Throughout my experience with our previous teams we frequently ignored this lesson for a variety of reasons, all of which are at least inconvenient but most of the time invalid:

We’re in too much of a hurry to add tests, we need to get this out now.
This is too complicated to automate.
This is too time consuming to run in pull request workflows.
This is too resource consuming to run in pull request workflows.

Most of these reasons only feel correct when viewed from the perspective of the individual developer who needs to do the work to make things go, or is waiting on CI for the pull request to merge.

For other developers, other teammates, or the customer (who might be a “real” customer, or someone internal) these reasons don’t have much relevance.

If you don’t test now, then it is the other people who end up doing the testing for you, finding issues. Turnaround time on resolving those issues is vastly higher than it would be otherwise, the other person has to do extra work to get what they want and you have to do extra work to understand the problem. Instead you could experience the problem yourself, sooner, and not cascade the wasted time to others. That wasted time adds up, exponentially, and any time savings you thought you were getting by pushing things out quickly are dramatically shrunk.

If you don’t automate the tests or the installation, you then have to spend time doing those things by hand. You do. Your teammates do. The customer does. And no matter how much you think “oh we’re only going to do this by hand once or twice” that always turns out to be a lie.

Even when it doesn’t turn out to be a lie, eventually you’ll need test and installation automation. Paying the price up front has many advantages:

There is a significant risk that there won’t be time later.
Existing test and installation automation provides an exceptionally valuable design constraint when adding or modifying features. If something is hard to test or hard to install (or upgrade) as designed then that design is bad. Existing harnesses help you recognize when that is about to happen.
The time investment is amortized against the savings gained, sooner.

With regards to “too complicated to automate”. Sit with that for a moment. If that’s true, what does it say a) about trying to use the software, b) about trying to maintain the software over the long run. Let’s be honest here.

Okay, say you’ve managed time well enough to have built tooling that can automatically test the software to a significant degree as well as automatically install it somewhere. Great. Then that tooling should be required to run (automatically) for any pull request and required to pass all tests and properly do an install before that pull request can merge to its target. Ideally it would also do an upgrade. That is what continuous integration means.
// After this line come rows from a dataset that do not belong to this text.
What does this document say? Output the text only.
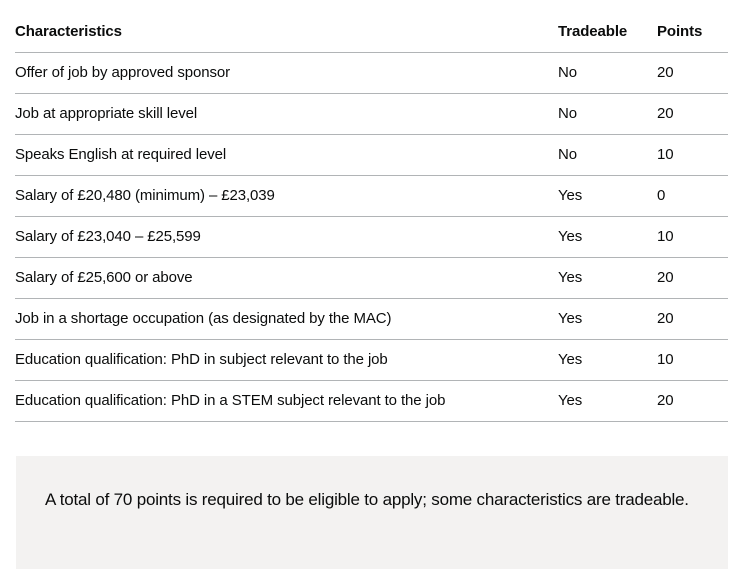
Characteristics	Tradeable	Points
Offer of job by approved sponsor	No	20
Job at appropriate skill level	No	20
Speaks English at required level	No	10
Salary of £20,480 (minimum) – £23,039	Yes	0
Salary of £23,040 – £25,599	Yes	10
Salary of £25,600 or above	Yes	20
Job in a shortage occupation (as designated by the MAC)	Yes	20
Education qualification: PhD in subject relevant to the job	Yes	10
Education qualification: PhD in a STEM subject relevant to the job	Yes	20

A total of 70 points is required to be eligible to apply; some characteristics are tradeable.
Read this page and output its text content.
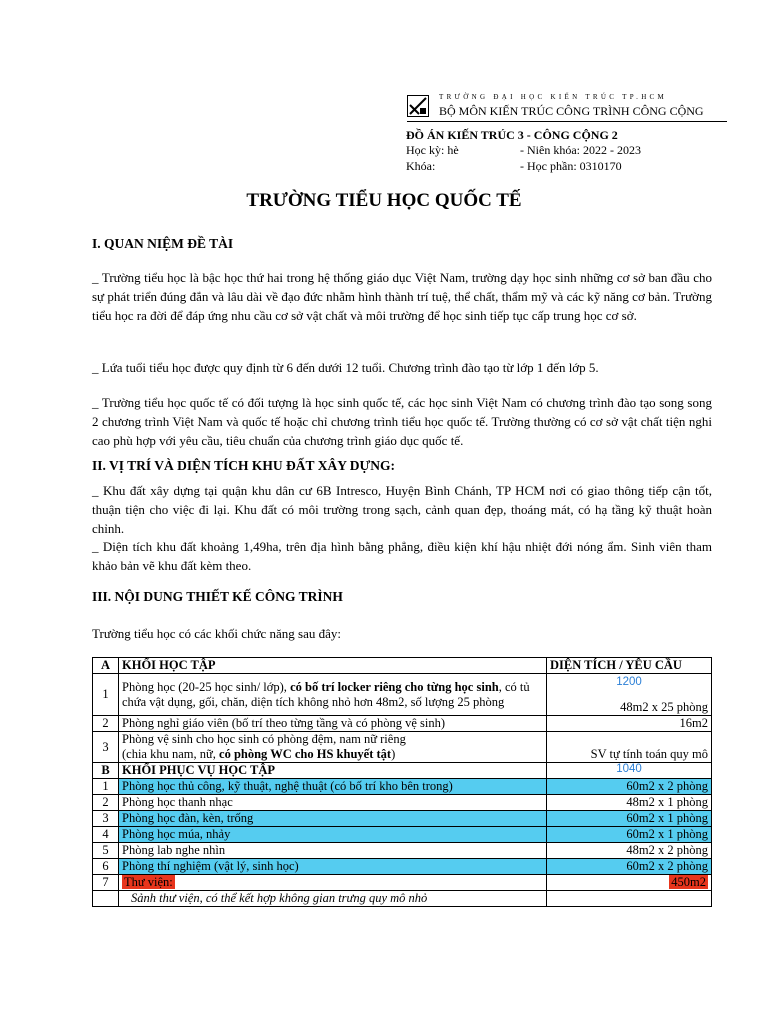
TRƯỜNG ĐẠI HỌC KIẾN TRÚC TP.HCM
BỘ MÔN KIẾN TRÚC CÔNG TRÌNH CÔNG CỘNG
ĐỒ ÁN KIẾN TRÚC 3 - CÔNG CỘNG 2
Học kỳ: hè	- Niên khóa: 2022 - 2023
Khóa:	- Học phần: 0310170
TRƯỜNG TIỂU HỌC QUỐC TẾ
I. QUAN NIỆM ĐỀ TÀI
_ Trường tiểu học là bậc học thứ hai trong hệ thống giáo dục Việt Nam, trường dạy học sinh những cơ sở ban đầu cho sự phát triển đúng đắn và lâu dài về đạo đức nhằm hình thành trí tuệ, thể chất, thẩm mỹ và các kỹ năng cơ bản. Trường tiểu học ra đời để đáp ứng nhu cầu cơ sở vật chất và môi trường để học sinh tiếp tục cấp trung học cơ sở.
_ Lứa tuổi tiểu học được quy định từ 6 đến dưới 12 tuổi. Chương trình đào tạo từ lớp 1 đến lớp 5.
_ Trường tiểu học quốc tế có đối tượng là học sinh quốc tế, các học sinh Việt Nam có chương trình đào tạo song song 2 chương trình Việt Nam và quốc tế hoặc chỉ chương trình tiểu học quốc tế. Trường thường có cơ sở vật chất tiện nghi cao phù hợp với yêu cầu, tiêu chuẩn của chương trình giáo dục quốc tế.
II. VỊ TRÍ VÀ DIỆN TÍCH KHU ĐẤT XÂY DỰNG:
_ Khu đất xây dựng tại quận khu dân cư 6B Intresco, Huyện Bình Chánh, TP HCM nơi có giao thông tiếp cận tốt, thuận tiện cho việc đi lại. Khu đất có môi trường trong sạch, cảnh quan đẹp, thoáng mát, có hạ tầng kỹ thuật hoàn chỉnh.
_ Diện tích khu đất khoảng 1,49ha, trên địa hình bằng phẳng, điều kiện khí hậu nhiệt đới nóng ẩm. Sinh viên tham khảo bản vẽ khu đất kèm theo.
III. NỘI DUNG THIẾT KẾ CÔNG TRÌNH
Trường tiểu học có các khối chức năng sau đây:
A	KHỐI HỌC TẬP	DIỆN TÍCH / YÊU CẦU
1	Phòng học (20-25 học sinh/ lớp), có bố trí locker riêng cho từng học sinh, có tủ chứa vật dụng, gối, chăn, diện tích không nhỏ hơn 48m2, số lượng 25 phòng	1200
48m2 x 25 phòng

2	Phòng nghỉ giáo viên (bố trí theo từng tầng và có phòng vệ sinh)	16m2
3	Phòng vệ sinh cho học sinh có phòng đệm, nam nữ riêng
(chia khu nam, nữ, có phòng WC cho HS khuyết tật)	SV tự tính toán quy mô
B	KHỐI PHỤC VỤ HỌC TẬP	1040
1	Phòng học thủ công, kỹ thuật, nghệ thuật (có bố trí kho bên trong)	60m2 x 2 phòng
2	Phòng học thanh nhạc	48m2 x 1 phòng
3	Phòng học đàn, kèn, trống	60m2 x 1 phòng
4	Phòng học múa, nhảy	60m2 x 1 phòng
5	Phòng lab nghe nhìn	48m2 x 2 phòng
6	Phòng thí nghiệm (vật lý, sinh học)	60m2 x 2 phòng
7	Thư viện:	450m2
	Sảnh thư viện, có thể kết hợp không gian trưng quy mô nhỏ	
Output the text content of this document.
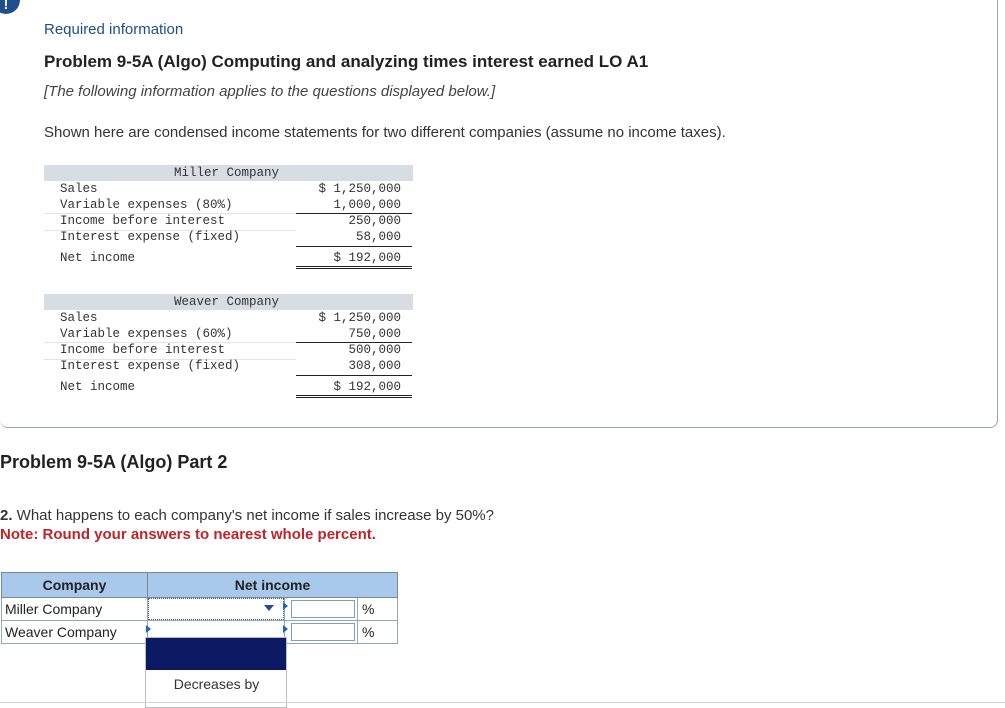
!
Required information
Problem 9-5A (Algo) Computing and analyzing times interest earned LO A1
[The following information applies to the questions displayed below.]
Shown here are condensed income statements for two different companies (assume no income taxes).
Miller Company
Sales	$ 1,250,000
Variable expenses (80%)	1,000,000
Income before interest	250,000
Interest expense (fixed)	58,000
Net income	$ 192,000
Weaver Company
Sales	$ 1,250,000
Variable expenses (60%)	750,000
Income before interest	500,000
Interest expense (fixed)	308,000
Net income	$ 192,000
Problem 9-5A (Algo) Part 2
2. What happens to each company's net income if sales increase by 50%?
Note: Round your answers to nearest whole percent.
Company	Net income		
Miller Company			%
Weaver Company			%
Decreases by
We’ve argued about this being too human-time and compute-resource consuming many times over. Meanwhile:

We encourage developers to run cloud VMs for their own development and manual testing work at a vast aggregate monetary cost. Effective local (to the laptop!) testing (to be covered in future writing) combined with comprehensive centralized testing would be much cheaper.
Most developers are probably working multiple independent tasks. Going into a wait state for testing to complete and not having something else to do in the meantime is unlikely. If it is happening then it suggests that tasks are not being decomposed and planned effectively.
If the waiting is because tests or testing infrastructure is too flakey, or because installation takes too long, imagine what that implies for the experience of the customer. Flakey tests and slow installation are problems to be solved, not worked around, because if those problems exist for you, then they will exist for other people, people who pay.
You, individually, spending some time waiting if it means other people do not have to wait, later, and do not have to experience bugs, later, is a more than worthwhile trade.

We often find ourselves saying a version of the following:

Once we have it working in context X we’ll look into making it work on pull requests.

If you can only take one thing (but please take more!) from this document take the awareness that that is backwards. Instead:

Make it work on pull requests. Once it is working there, use it in other contexts.